The time we spent with the students during the week was great fun and an excellent opportunity for us to reflect on our own work, considering design as a wider discipline than the largely digital world we work in.  The return on that small investment on our part was really impressive to see; how the design week participants had taken those briefs, explored the context and applied different ways of thinking with their own fresh, youthful perspective on the world.   

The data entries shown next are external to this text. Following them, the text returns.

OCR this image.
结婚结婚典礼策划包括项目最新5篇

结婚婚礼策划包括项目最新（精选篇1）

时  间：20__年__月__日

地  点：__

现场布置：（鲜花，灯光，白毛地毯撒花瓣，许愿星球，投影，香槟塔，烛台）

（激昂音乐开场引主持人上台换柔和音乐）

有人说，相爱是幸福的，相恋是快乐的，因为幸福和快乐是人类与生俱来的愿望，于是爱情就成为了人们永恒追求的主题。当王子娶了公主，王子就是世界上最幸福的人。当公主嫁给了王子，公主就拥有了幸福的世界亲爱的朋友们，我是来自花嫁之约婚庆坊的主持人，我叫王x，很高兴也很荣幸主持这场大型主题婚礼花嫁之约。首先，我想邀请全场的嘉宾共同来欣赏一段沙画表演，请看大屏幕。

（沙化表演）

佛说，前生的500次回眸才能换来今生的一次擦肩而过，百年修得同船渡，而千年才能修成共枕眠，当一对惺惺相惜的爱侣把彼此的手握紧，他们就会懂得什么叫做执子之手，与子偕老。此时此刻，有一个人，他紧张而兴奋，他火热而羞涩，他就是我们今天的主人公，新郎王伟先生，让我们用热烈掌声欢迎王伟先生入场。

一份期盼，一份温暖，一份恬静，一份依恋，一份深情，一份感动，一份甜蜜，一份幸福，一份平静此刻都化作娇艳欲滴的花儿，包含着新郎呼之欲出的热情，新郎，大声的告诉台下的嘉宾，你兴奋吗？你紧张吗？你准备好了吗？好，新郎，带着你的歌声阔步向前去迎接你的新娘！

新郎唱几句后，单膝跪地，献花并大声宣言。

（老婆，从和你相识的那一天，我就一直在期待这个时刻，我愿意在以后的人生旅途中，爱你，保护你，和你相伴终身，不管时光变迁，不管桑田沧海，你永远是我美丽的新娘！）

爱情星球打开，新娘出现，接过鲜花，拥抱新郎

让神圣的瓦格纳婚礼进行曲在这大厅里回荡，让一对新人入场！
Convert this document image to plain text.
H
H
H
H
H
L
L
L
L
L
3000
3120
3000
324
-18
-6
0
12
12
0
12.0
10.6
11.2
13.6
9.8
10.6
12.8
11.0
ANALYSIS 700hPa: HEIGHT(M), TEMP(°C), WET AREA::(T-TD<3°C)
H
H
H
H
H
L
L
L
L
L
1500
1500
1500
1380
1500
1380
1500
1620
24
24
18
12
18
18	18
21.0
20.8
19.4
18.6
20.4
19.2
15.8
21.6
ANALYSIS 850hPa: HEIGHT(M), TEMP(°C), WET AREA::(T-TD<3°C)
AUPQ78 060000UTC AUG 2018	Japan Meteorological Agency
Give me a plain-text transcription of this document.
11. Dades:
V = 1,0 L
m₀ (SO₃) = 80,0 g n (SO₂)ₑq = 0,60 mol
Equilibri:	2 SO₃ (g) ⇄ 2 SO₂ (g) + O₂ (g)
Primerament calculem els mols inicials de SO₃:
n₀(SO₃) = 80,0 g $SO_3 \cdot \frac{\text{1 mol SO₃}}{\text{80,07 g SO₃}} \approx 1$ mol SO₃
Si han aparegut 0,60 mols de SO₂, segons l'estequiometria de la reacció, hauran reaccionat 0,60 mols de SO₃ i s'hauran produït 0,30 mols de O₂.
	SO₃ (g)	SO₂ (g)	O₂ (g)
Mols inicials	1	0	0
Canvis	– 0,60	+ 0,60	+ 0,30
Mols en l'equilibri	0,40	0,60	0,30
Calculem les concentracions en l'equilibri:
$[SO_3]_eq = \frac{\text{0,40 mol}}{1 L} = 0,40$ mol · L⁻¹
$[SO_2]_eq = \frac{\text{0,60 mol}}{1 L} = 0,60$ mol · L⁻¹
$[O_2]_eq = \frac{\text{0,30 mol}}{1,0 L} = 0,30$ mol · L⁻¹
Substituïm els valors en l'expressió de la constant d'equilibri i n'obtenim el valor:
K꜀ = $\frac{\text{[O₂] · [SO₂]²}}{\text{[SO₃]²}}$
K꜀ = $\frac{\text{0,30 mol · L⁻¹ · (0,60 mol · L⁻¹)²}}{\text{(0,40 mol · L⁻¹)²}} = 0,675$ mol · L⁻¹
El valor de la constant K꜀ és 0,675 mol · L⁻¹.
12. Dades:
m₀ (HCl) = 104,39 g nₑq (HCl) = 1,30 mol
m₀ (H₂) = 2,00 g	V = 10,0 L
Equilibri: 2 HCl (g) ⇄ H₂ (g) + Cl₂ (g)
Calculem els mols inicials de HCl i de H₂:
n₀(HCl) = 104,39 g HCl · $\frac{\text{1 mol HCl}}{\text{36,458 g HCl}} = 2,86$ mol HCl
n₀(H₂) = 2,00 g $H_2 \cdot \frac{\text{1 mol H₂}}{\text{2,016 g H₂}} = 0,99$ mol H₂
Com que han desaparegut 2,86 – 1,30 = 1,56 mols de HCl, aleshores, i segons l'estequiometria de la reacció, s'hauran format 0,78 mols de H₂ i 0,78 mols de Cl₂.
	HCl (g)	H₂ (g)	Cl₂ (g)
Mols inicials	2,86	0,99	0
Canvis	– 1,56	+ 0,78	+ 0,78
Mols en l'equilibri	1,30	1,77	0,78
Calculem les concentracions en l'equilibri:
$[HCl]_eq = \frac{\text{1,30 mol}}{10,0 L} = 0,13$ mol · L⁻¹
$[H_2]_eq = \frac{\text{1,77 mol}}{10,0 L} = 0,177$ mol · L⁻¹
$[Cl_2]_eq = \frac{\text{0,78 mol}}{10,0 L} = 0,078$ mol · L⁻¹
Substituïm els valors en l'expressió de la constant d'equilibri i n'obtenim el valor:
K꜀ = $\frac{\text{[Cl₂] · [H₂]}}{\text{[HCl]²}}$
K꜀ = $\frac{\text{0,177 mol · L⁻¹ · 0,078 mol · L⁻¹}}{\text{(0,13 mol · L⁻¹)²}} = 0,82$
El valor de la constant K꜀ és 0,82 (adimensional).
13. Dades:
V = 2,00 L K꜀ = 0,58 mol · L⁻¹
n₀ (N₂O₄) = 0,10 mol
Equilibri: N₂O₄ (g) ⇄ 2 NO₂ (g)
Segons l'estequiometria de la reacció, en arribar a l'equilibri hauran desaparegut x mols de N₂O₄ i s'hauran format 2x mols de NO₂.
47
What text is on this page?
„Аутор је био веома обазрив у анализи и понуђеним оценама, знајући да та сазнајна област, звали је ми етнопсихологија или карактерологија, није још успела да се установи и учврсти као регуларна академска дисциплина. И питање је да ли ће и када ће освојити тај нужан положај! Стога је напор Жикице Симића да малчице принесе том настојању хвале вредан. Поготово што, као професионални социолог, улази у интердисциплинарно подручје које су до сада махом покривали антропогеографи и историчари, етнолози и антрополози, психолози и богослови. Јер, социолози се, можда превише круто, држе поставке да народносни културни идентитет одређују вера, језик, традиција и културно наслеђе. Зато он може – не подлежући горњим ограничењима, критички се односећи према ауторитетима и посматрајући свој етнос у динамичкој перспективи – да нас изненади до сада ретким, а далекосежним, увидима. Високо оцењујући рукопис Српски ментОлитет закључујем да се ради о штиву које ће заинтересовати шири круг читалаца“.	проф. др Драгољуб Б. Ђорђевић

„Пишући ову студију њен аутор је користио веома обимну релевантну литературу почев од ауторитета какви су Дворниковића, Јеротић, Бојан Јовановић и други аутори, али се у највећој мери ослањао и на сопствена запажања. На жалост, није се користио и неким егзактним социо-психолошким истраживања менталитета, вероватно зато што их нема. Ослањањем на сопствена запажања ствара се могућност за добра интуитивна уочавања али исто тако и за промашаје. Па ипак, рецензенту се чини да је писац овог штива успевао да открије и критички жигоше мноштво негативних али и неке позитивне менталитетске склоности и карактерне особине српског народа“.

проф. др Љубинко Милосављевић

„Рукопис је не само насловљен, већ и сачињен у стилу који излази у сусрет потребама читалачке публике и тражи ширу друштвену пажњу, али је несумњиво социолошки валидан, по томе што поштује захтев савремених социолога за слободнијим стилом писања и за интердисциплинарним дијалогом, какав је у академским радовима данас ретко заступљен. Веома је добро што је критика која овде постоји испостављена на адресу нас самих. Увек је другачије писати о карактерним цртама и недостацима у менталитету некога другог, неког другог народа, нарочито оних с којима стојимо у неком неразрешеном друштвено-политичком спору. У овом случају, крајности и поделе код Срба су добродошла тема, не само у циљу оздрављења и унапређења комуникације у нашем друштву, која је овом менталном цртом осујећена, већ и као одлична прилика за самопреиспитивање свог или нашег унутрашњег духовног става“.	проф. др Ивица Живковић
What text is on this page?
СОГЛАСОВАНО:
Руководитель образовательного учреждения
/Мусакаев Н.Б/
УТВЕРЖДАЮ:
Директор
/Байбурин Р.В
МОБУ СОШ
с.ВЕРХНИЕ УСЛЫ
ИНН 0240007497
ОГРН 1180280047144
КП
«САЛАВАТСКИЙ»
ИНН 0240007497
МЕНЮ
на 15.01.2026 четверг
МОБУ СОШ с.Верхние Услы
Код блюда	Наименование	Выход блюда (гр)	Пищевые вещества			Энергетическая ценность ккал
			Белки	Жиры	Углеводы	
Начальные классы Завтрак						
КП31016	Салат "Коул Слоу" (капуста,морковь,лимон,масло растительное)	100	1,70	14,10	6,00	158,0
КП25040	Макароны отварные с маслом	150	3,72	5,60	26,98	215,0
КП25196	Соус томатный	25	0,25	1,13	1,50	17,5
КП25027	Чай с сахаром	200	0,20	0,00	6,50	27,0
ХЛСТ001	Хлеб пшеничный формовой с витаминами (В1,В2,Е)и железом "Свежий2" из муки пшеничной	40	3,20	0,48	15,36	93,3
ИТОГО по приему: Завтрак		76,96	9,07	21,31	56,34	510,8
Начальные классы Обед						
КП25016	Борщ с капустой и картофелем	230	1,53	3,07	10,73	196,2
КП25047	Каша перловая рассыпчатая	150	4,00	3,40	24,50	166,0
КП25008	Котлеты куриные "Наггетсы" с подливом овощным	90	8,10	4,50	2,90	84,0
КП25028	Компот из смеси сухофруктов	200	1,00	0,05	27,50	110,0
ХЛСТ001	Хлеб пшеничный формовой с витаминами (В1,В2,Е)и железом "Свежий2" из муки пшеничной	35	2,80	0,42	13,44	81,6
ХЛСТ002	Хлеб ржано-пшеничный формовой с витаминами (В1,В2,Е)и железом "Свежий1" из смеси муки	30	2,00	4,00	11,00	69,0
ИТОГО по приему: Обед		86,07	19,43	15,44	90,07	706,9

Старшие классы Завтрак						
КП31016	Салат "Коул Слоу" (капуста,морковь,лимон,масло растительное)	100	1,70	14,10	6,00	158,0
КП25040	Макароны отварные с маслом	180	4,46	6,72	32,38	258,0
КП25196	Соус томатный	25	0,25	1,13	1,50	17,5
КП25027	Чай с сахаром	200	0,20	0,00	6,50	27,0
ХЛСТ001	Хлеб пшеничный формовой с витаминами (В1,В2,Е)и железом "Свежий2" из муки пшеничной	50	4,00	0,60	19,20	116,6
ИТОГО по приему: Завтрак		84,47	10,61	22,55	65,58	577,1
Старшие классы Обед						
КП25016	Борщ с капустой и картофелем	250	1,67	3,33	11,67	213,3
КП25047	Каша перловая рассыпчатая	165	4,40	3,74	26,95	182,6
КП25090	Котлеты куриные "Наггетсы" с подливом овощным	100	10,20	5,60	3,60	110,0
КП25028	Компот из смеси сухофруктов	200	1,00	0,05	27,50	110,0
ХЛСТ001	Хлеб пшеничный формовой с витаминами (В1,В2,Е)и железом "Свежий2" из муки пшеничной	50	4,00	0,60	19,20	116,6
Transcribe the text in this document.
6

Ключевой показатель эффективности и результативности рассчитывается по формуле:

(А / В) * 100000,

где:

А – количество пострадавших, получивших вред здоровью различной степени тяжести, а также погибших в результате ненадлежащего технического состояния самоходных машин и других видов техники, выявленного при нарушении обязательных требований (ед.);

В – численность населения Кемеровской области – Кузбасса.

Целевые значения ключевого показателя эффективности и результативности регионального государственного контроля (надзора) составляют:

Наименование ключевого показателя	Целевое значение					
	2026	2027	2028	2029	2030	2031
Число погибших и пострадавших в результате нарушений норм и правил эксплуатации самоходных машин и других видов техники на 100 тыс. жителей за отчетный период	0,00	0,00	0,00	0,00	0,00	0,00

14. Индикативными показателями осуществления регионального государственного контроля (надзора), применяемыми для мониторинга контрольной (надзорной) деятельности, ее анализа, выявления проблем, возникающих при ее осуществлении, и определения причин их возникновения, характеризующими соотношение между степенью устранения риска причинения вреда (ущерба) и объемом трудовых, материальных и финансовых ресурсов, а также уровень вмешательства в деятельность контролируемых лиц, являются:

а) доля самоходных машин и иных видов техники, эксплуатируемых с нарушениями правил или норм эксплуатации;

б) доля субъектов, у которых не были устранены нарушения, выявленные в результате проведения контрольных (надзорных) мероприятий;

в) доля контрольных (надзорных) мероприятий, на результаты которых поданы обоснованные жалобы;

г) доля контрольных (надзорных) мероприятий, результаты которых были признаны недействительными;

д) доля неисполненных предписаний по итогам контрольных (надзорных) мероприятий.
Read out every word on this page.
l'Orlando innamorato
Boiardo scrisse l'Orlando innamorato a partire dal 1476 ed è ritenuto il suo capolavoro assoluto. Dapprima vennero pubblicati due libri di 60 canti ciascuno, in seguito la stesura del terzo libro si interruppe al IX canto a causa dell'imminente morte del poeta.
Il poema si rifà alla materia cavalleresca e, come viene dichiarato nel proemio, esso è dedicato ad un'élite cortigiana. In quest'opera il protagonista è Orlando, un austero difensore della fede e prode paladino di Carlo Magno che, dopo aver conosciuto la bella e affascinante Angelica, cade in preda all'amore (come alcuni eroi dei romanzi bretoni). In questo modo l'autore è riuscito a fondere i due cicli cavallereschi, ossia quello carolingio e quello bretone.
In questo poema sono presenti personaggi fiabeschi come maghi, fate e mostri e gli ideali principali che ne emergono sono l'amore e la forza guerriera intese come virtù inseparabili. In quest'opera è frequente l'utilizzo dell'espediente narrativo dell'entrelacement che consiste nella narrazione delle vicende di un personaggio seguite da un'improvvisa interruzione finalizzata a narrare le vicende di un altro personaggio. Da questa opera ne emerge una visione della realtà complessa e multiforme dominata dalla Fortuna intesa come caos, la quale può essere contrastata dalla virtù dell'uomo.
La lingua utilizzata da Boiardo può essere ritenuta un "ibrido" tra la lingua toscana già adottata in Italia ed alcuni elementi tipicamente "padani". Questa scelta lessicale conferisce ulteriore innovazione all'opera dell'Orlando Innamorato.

Huge thanks to Dr Becky Mallaband and colleagues at Aston University for inviting us to sponsor Design Week, and their hospitality in looking after my colleagues and I; it was a real pleasure and something we would love to do more of.  It was a great job by all the teams, and we were really impressed with how they had engaged with the brief. We are sharing their insights back with the project team and our friends at Telensa.  We'll also be keeping an eye on the exciting projects coming from the Aston Design students over their next couple of years! 

We were thrilled to be joined by the team from Kainos for our annual design week.  
Our students really enjoyed getting stuck into the live design briefs, and in particular to think about how their products can be part of a smart city of the future, along with the ethical issues that might come along with the use of more intelligent technology.

Dr Becky Mallaband, Senior Lecturer in User-Centered Design at Aston University 

And finally, a quote from our partners for the week, Telensa.

At its heart, smart city technology is about using data to make better places for people to live, and we've been working closely with Kainos to make it happen in the Urban Data Project. Aston University is developing the design leaders of the future, and it has been exciting to see them bring fresh thinking to smart city data, designing new human-centred applications for urban environments.

Keith Day, Chief Marketing Officer, Telensa.